양전자 소멸 측정에 의한 n, p형 실리콘 구조 특성

  • Lee, C.Y. (Department of Physics, Hannam University)
  • Received : 2012.07.13
  • Accepted : 2012.08.29
  • Published : 2012.09.30

Abstract

It is described that the proton beam induceds micro-size defects and electronic deep levels in n or p type single crystal silicon. Positron lifetime and Coincidence Doppler Broadening Positron Annihilation Spectroscopy were applied to study of characteristics of p type and n type silicon samples.

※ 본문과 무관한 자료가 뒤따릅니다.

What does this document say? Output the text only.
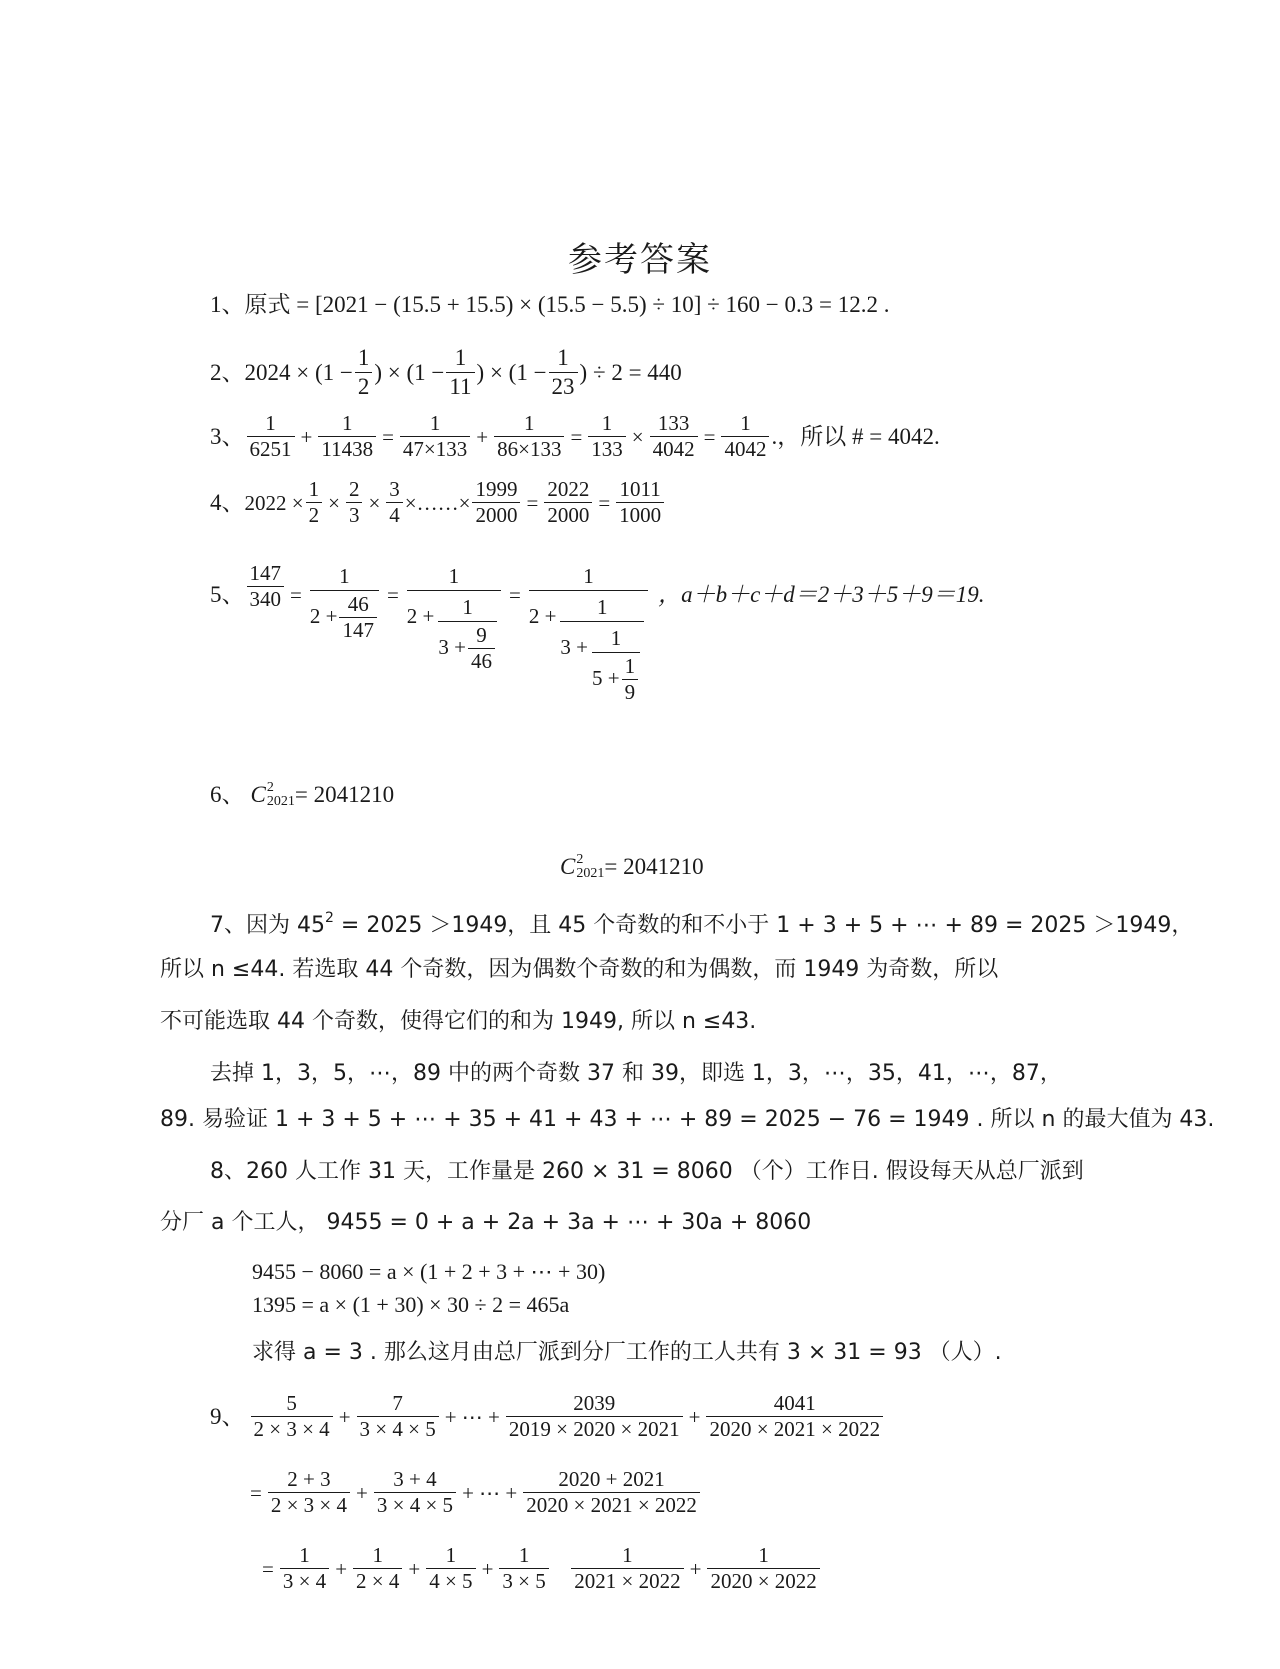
参考答案
1、 原式 = [2021 − (15.5 + 15.5) × (15.5 − 5.5) ÷ 10] ÷ 160 − 0.3 = 12.2 .
2、 $2024 \times (1 - \frac{1}{2}$ ) × ($1 - \frac{1}{11}$ ) × ($1 - \frac{1}{23}$ ) ÷ 2 = 440
3、 $\frac{1}{6251} + \frac{1}{11438} = \frac{1}{47\times 133} + \frac{1}{86\times 133} = \frac{1}{133} \times \frac{133}{4042} = \frac{1}{4042}$ .，所以 # = 4042.
4、 $2022 \times \frac{1}{2} \times \frac{2}{3} \times \frac{3}{4}$ ×……× $\frac{1999}{2000} = \frac{2022}{2000} = \frac{1011}{1000}$
5、 $\frac{147}{340} = \frac{1}{2 + \frac{46}{147}}$ =
1
$2 + \frac{1}{3 + \frac{9}{46}}$ =
1
2 + 1
$3 + \frac{1}{5 + \frac{1}{9}}$
，a＋b＋c＋d＝2＋3＋5＋9＝19.
6、 C 2
2021 = 2041210
C 2
2021 = 2041210
7、因为 $45^2 = 2025 >1949$，且 45 个奇数的和不小于 1 + 3 + 5 + ⋯ + 89 = 2025 ＞1949，
所以 n ≤44. 若选取 44 个奇数，因为偶数个奇数的和为偶数，而 1949 为奇数，所以
不可能选取 44 个奇数，使得它们的和为 1949, 所以 n ≤43.
去掉 1，3，5，⋯，89 中的两个奇数 37 和 39，即选 1，3，⋯，35，41，⋯，87，
89. 易验证 1 + 3 + 5 + ⋯ + 35 + 41 + 43 + ⋯ + 89 = 2025 − 76 = 1949 . 所以 n 的最大值为 43.
8、260 人工作 31 天，工作量是 260 × 31 = 8060 （个）工作日. 假设每天从总厂派到
分厂 a 个工人， 9455 = 0 + a + 2a + 3a + ⋯ + 30a + 8060
9455 − 8060 = a × (1 + 2 + 3 + ⋯ + 30)
1395 = a × (1 + 30) × 30 ÷ 2 = 465a
求得 a = 3 . 那么这月由总厂派到分厂工作的工人共有 3 × 31 = 93 （人）.
9、 $\frac{5}{2 \times 3 \times 4} + \frac{7}{3 \times 4 \times 5}$ + ⋯ + $\frac{2039}{2019 \times 2020 \times 2021} + \frac{4041}{2020 \times 2021 \times 2022}$
= $\frac{2 + 3}{2 \times 3 \times 4} + \frac{3 + 4}{3 \times 4 \times 5}$ + ⋯ + $\frac{2020 + 2021}{2020 \times 2021 \times 2022}$
= $\frac{1}{3 \times 4} + \frac{1}{2 \times 4} + \frac{1}{4 \times 5} + \frac{1}{3 \times 5}$
$\frac{1}{2021 \times 2022} + \frac{1}{2020 \times 2022}$
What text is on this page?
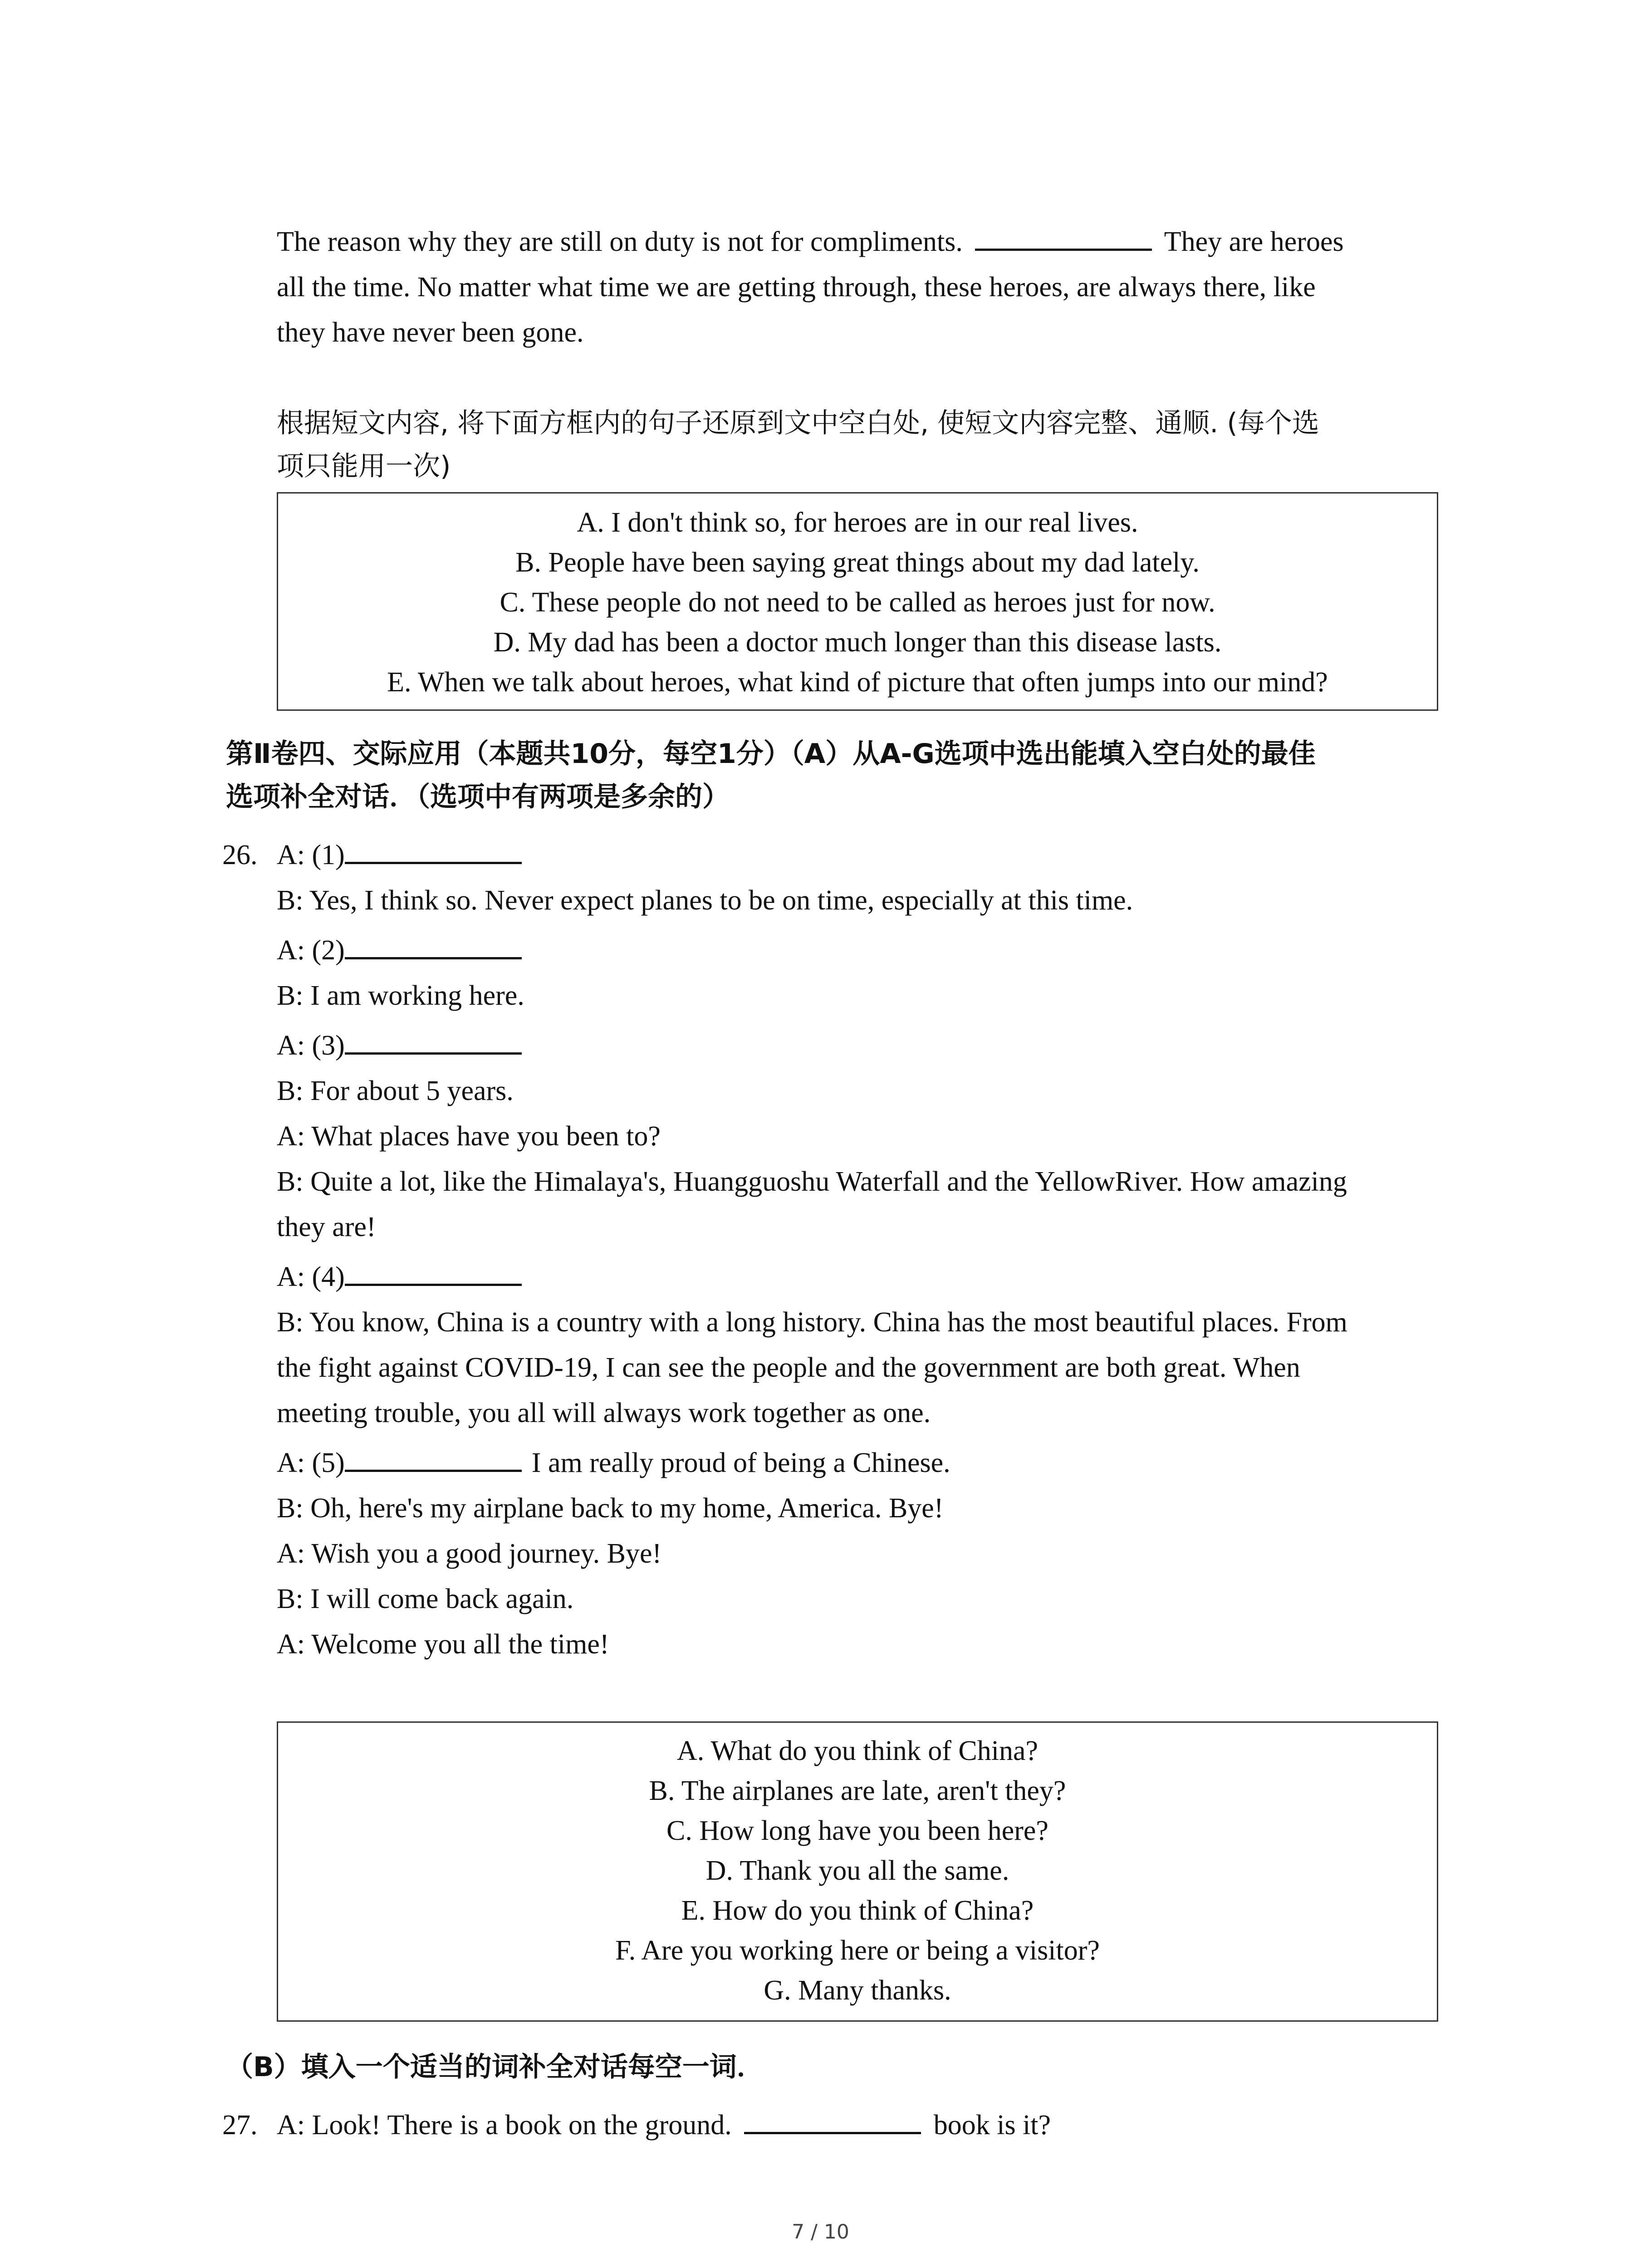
The reason why they are still on duty is not for compliments.	They are heroes
all the time. No matter what time we are getting through, these heroes, are always there, like
they have never been gone.
根据短文内容, 将下面方框内的句子还原到文中空白处, 使短文内容完整、通顺. (每个选
项只能用一次)
A. I don't think so, for heroes are in our real lives.
B. People have been saying great things about my dad lately.
C. These people do not need to be called as heroes just for now.
D. My dad has been a doctor much longer than this disease lasts.
E. When we talk about heroes, what kind of picture that often jumps into our mind?
第Ⅱ卷四、交际应用（本题共10分，每空1分）（A）从A-G选项中选出能填入空白处的最佳
选项补全对话．（选项中有两项是多余的）
26. A: (1)
B: Yes, I think so. Never expect planes to be on time, especially at this time.
A: (2)
B: I am working here.
A: (3)
B: For about 5 years.
A: What places have you been to?
B: Quite a lot, like the Himalaya's, Huangguoshu Waterfall and the YellowRiver. How amazing
they are!
A: (4)
B: You know, China is a country with a long history. China has the most beautiful places. From
the fight against COVID-19, I can see the people and the government are both great. When
meeting trouble, you all will always work together as one.
A: (5)	I am really proud of being a Chinese.
B: Oh, here's my airplane back to my home, America. Bye!
A: Wish you a good journey. Bye!
B: I will come back again.
A: Welcome you all the time!
A. What do you think of China?
B. The airplanes are late, aren't they?
C. How long have you been here?
D. Thank you all the same.
E. How do you think of China?
F. Are you working here or being a visitor?
G. Many thanks.
（B）填入一个适当的词补全对话每空一词．
27. A: Look! There is a book on the ground.	book is it?
7 / 10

In this investigation the numerical analysis of the Doppler spectra was employed to the determination of the shape parameter, S, defined as the ratio between the amount of counts in a central portion of the spectrum and the total counts of whole spectrum. The samples were exposed by 3.98 MeV proton beams ranging between 0 to ${\sim}10^{14}$ particles. The S-parameter values strongly depend on the irradiated proton beam, that indicated the defects generate more. Positron lifetime shows that positrons trapped in vacancies and lifetime ${\tau}_2$ increased according to proton irradiation.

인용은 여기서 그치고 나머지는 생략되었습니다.